The tree will need a root to start with. We will add a ‘graduation’ node G at the very top. This node will be dependent on all courses with an in-degree of 0, so that our S could take all the top level courses in his last term using his infinite brain power.
Again for simplicity reasons, we will focus on the giant connected component.
As we can see, every node is covered by the BFS tree with a height of 4. Therefore if S wants to, he can finish all CS courses at UTSC under 4 terms.
Conslusion
Sadly, unlike S, we do not have infinite brain power. However, through this small experiment I realized that visualizing the course network as a graph does help clearing the mist for course selection and planning one’s path through a program. Therefore it would be a good idea to introduce an interactive visualization of the course network into the current degree explorer.
Footnotes
<1>: This graph does not represent relationships like course exclusion and co requisites, these constraints only apply on a small subset of courses therefore for simplicity reasons we are ignoring these factors.

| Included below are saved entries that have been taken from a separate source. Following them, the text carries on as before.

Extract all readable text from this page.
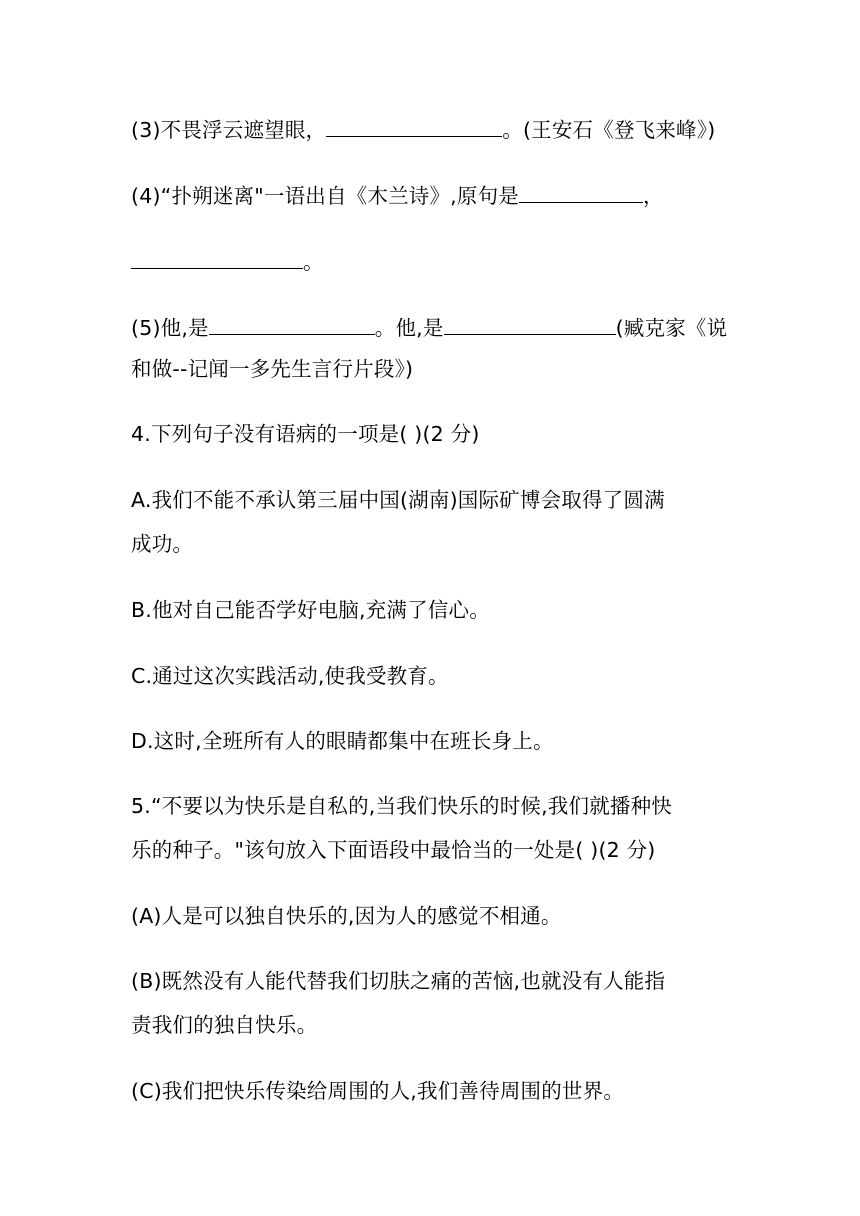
(3)不畏浮云遮望眼，	。(王安石《登飞来峰》)
(4)“扑朔迷离"一语出自《木兰诗》,原句是	，
。
(5)他,是	。他,是	(臧克家《说
和做--记闻一多先生言行片段》)
4.下列句子没有语病的一项是( )(2 分)
A.我们不能不承认第三届中国(湖南)国际矿博会取得了圆满
成功。
B.他对自己能否学好电脑,充满了信心。
C.通过这次实践活动,使我受教育。
D.这时,全班所有人的眼睛都集中在班长身上。
5.“不要以为快乐是自私的,当我们快乐的时候,我们就播种快
乐的种子。"该句放入下面语段中最恰当的一处是( )(2 分)
(A)人是可以独自快乐的,因为人的感觉不相通。
(B)既然没有人能代替我们切肤之痛的苦恼,也就没有人能指
责我们的独自快乐。
(C)我们把快乐传染给周围的人,我们善待周围的世界。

<2>: Rectangular nodes are ‘pseudo courses’ representing enrollment requirements other than the aforementioned factors. EN stands for The Entrepreneurship Stream, SE stands for Software Engineering Stream. INST** means a student needs the course instructor’s consent to enroll. SUPV** means a student needs the program supervisor’s consent to enroll.

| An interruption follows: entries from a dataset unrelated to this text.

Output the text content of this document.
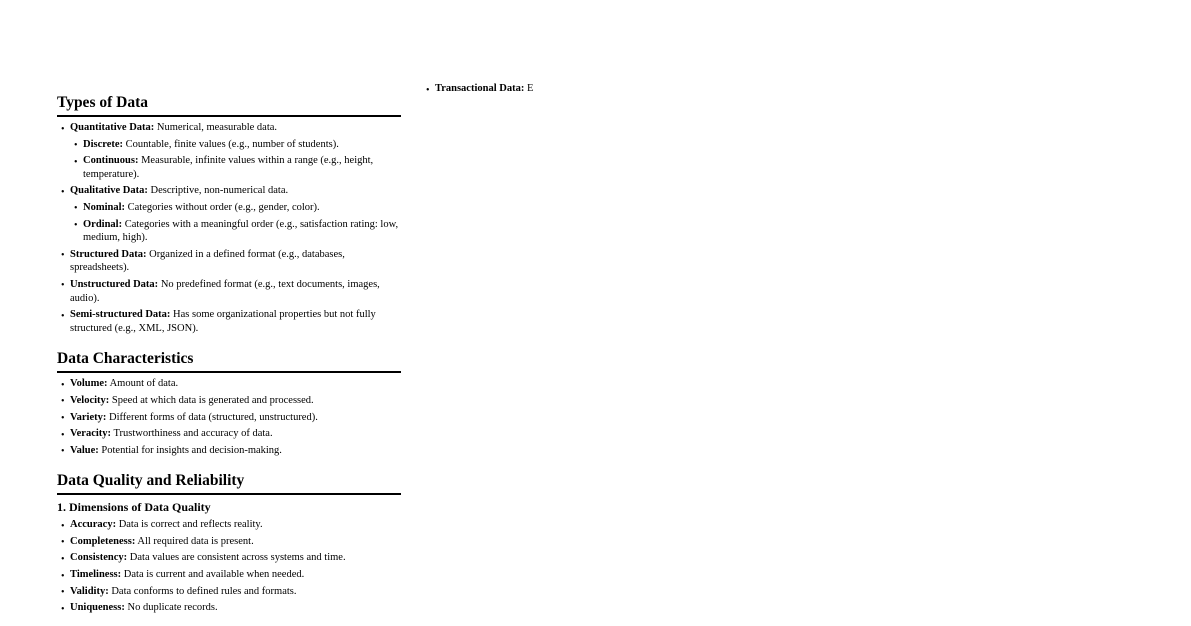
Types of Data
• Quantitative Data: Numerical, measurable data.
• Discrete: Countable, finite values (e.g., number of students).
• Continuous: Measurable, infinite values within a range (e.g., height, temperature).
• Qualitative Data: Descriptive, non-numerical data.
• Nominal: Categories without order (e.g., gender, color).
• Ordinal: Categories with a meaningful order (e.g., satisfaction rating: low, medium, high).
• Structured Data: Organized in a defined format (e.g., databases, spreadsheets).
• Unstructured Data: No predefined format (e.g., text documents, images, audio).
• Semi-structured Data: Has some organizational properties but not fully structured (e.g., XML, JSON).
Data Characteristics
• Volume: Amount of data.
• Velocity: Speed at which data is generated and processed.
• Variety: Different forms of data (structured, unstructured).
• Veracity: Trustworthiness and accuracy of data.
• Value: Potential for insights and decision-making.
Data Quality and Reliability
1. Dimensions of Data Quality
• Accuracy: Data is correct and reflects reality.
• Completeness: All required data is present.
• Consistency: Data values are consistent across systems and time.
• Timeliness: Data is current and available when needed.
• Validity: Data conforms to defined rules and formats.
• Uniqueness: No duplicate records.
• Transactional Data: E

2 replies on ““Speedrunning” all UTSC Computer Science Courses Using Graph Theory”
Nice job! I was always curious about the most optimal path via efficient course scheduling to finish university, unfortunately, I am already a 4th year so I cannot really take advantage of it. Anyway, very informative and perhaps you should consider sharing it with lower year classmates.
The amount of effort put into this is admirable. Love to explore theoreticals and knowing a 4-year degree can be done in 4 terms is such an interesting finding.
An extension to this would be applying fail rates, based on marks achieved in past courses. For example, a good predictor of a graduates’ CGPA is their grade in CSCA67. Would be interesting to see how the graph theory differs if say you want to speed run and achieve a range gpa based on these predicates.